The institute has 7 research departments (systematics and floristics of vascular plants; geobotany and ecology; mycology; phycology, lichenology and bryology; phytohormonology; cell biology and anatomy; and membranology and phytochemistry), 3 laboratories (micromorphology and paleopalynology; biodiversity conservation and plant resources; and lichenology and bryology), and 3 centers for collective usage (chromatography and mass spectrometry; electronic microscopes; and ultracentrifuge). Its collection has more than 2 million specimens, including herbaria of vascular and spore-bearing plants and fungi, fungi cultures, and algae. The highlights of the institute’s collection are three objects of national heritage of Ukraine: the National Herbarium of Ukraine (KW), Mushroom Culture Collection (IBK), and Microalgae Culture Collection (IBASU-A).
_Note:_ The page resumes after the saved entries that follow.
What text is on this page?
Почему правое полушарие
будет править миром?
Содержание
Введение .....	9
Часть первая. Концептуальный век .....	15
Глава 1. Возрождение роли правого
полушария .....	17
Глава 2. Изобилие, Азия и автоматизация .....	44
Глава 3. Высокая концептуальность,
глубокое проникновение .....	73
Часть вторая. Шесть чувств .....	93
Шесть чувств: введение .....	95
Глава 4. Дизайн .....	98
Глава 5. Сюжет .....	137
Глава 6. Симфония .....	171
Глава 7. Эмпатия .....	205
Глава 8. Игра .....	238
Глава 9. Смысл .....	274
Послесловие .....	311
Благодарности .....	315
The institute’s staff has 116 scientists, including one academician and three corresponding members of the National Academy of Sciences of Ukraine. They conduct research on the taxonomy, floristics, phytocoenics, sociology, and ecology of phyto- and mycobiote; on the organization, dynamics, and protection of phyto- and cenotic diversity; and on the structural and functional organization of plants and fungi in changing environmental conditions, including factors of space flight. The institute today is an international leader in plant sciences, particularly in the study of plant and fungal diversity and conservation at various levels, from molecules to ecosystems. It has been actively involved in the protection of natural environment by working on three editions of the Red Data Book of Ukraine (1980, 1994–96, 2009) and the Green Book of Ukraine (2007), as well as by facilitating the activities of Ukraine’s nature preserves. On 10 October 2022, the institute, together with the adjacent National Museum of Natural History of the National Academy of Sciences of Ukraine sustained significant damage (with 57 backyard windows broken) as a result of the Russian missile attack on Kyiv’s historical center.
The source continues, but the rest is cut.